Answerpedia: The Yahoo Product That Never Launched

Yahoo Answers is three years old this week, and it is the fifth most popular property within Yahoo after the homepage, search, Yahoo Mail, and Yahoo Shopping. (See the table below). According to Quantcast, it attracts 24 million monthly unique visitors in the U.S. ComScore puts the number a bit higher at 33 million monthly U.S. visitors, and 154 million worldwide. It’s a pageview machine, with 1.1 billion a month worldwide.

But Yahoo has not done anything with the Yahoo Answers other than try to sell it. It still gets tons of traffic and you can get an answer to almost any question pretty much immediately, but its growth has stagnated since last April.

Yet Yahoo killed a promising project that could have made Yahoo Answers even better. It was called Answerpedia. The idea was to take the very best answers from Yahoo Answers (the top 5 or 10 percent) and institutionalize them as authoritative topic pages on their own wiki that could be edited and refined. Hence, Answerpedia (which was only ever used as the project’s codename).

In contrast to Wikipedia, Answerpedia was supposed to be a Wiki of experiential knowledge instead of historical fact. It was the place where people would go to find out things like , “What is the best way to get a reservation at a popular restaurant?” or “How do you go about planning for a kitchen remodel?”

Like many promising projects, Yahoo never let it get past the alpha stage. Maybe the next CEO will revive Answerpedia and other internal projects that never saw the light of day. (The halls of Yahoo are littered with them).

A lot of the answers on Yahoo Answers are worthless, but a small percentage are consistently brilliant. This is especially true in categories where many people have specific knowledge such as home repair, literature, finance, pets, cooking, and parenting. Yet these are also areas where search tends to fail or results are inundated with spam. Authoritative pages on these topics would get great search-engine juice and create the basis for a compelling new destination site within Yahoo as well.

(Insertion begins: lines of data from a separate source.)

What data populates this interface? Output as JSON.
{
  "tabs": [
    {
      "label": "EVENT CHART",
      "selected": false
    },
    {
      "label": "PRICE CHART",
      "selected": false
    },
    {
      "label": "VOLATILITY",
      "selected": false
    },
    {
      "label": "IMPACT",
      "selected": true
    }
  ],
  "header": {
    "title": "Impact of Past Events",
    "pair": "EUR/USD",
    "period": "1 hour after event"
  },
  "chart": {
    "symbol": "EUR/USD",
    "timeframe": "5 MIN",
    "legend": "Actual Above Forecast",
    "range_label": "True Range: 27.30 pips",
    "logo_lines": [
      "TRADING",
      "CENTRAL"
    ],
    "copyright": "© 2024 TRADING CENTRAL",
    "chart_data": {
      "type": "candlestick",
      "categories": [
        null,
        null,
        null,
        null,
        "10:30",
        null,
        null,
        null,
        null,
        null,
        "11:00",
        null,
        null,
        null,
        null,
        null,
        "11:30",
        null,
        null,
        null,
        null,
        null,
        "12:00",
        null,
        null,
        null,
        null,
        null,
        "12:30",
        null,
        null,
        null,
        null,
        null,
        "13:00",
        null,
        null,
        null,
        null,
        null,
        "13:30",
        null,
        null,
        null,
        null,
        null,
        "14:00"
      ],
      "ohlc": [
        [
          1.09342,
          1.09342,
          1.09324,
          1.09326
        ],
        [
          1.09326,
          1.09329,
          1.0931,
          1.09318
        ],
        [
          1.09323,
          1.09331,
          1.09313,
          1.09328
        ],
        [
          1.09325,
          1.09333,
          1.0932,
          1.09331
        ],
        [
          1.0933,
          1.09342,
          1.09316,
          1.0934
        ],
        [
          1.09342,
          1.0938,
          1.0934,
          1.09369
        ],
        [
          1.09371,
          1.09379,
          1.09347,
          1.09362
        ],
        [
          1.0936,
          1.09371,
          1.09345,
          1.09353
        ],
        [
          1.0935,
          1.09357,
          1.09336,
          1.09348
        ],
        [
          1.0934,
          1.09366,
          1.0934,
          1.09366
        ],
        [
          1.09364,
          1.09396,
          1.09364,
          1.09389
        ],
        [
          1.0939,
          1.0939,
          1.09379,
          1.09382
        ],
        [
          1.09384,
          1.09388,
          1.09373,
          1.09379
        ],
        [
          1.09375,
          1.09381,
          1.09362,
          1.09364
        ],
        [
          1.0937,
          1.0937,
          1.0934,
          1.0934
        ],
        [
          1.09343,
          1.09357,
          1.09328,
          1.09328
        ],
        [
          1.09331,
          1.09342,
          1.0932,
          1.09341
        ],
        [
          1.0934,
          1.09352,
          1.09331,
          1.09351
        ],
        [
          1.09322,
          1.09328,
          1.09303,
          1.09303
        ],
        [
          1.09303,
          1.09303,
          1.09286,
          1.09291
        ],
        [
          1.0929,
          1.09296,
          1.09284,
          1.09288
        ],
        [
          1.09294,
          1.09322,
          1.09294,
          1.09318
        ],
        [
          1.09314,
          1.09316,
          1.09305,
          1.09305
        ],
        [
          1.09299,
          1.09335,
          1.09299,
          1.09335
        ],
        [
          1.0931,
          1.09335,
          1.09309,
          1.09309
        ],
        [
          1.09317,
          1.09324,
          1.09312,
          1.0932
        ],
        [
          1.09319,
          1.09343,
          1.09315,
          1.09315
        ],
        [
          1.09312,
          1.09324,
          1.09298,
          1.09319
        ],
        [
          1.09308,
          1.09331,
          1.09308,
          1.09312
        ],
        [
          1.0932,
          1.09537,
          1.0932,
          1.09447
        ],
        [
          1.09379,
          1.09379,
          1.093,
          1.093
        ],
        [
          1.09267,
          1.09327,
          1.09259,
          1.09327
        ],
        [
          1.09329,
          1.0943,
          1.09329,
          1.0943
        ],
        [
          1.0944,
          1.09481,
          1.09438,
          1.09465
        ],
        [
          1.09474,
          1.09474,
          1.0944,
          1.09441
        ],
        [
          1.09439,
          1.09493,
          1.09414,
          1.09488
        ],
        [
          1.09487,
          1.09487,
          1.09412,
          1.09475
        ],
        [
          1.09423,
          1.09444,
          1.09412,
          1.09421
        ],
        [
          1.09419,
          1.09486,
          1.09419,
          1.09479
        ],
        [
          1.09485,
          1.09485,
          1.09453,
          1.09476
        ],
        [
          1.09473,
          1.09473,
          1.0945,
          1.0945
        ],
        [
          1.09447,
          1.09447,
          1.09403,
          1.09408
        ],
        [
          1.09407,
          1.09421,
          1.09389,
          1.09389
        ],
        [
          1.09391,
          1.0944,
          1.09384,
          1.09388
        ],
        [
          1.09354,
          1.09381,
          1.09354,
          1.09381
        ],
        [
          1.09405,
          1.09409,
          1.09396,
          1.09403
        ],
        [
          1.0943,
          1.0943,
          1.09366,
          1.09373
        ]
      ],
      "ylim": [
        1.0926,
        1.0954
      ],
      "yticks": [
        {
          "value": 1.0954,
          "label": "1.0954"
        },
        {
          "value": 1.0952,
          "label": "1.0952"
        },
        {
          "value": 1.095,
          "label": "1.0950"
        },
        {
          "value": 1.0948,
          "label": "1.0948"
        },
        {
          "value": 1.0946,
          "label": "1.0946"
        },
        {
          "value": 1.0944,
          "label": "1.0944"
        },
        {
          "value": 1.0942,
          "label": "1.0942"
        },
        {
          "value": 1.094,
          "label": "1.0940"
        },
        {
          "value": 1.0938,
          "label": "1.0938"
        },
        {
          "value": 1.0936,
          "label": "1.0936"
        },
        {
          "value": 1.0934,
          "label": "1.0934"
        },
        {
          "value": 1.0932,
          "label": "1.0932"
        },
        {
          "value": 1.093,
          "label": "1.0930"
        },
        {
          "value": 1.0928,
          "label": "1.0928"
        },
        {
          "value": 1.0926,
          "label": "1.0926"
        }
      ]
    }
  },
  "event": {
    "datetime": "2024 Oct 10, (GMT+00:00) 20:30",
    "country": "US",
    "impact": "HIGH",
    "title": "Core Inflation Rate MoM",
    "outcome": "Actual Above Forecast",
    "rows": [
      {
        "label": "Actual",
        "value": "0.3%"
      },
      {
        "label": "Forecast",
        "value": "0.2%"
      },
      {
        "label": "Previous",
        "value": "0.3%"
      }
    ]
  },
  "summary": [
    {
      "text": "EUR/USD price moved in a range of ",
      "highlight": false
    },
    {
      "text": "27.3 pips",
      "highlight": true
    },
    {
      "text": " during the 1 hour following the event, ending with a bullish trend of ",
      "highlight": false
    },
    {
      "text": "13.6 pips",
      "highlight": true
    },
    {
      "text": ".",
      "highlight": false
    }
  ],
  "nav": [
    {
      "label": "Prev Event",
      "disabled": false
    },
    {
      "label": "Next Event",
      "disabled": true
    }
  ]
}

If Yahoo doesn’t do this, someone else will. Already, startups are picking up the slack and experimenting with new ways to improve the core idea of a Q&A site. For instance, Mahalo Answers launched yesterday, adding virtual currency and embedding the best answers in its wiki topic pages. Wiki Answers also takes a collaborative approach to coming up with the best answer.

And what about Answerpedia? Well, for one thing, Yahoo does not own the URL. If you type in http://answerpedia.com/, it redirects you to Facebook, of all places (Update: The site now directs to a simple landing page). That might not be an issue, though, as all of Yahoo’s product use a Yahoo URL (like answerpedia.yahoo.com).

And here’s another curiosity. When I asked a question on Yahoo Answers about what it was and why it never launched, “Yahoo Products” came up a suggested category for the question. As for why it never launched, I am still waiting for an answer to that one.

Update: And we have an answer from someone who says he is one of the founding engineers of Yahoo Answers:

Answerspedia would have been more peanut butter =)

Maybe, but there is a difference between spreading yourself too thin and just sitting on the ball.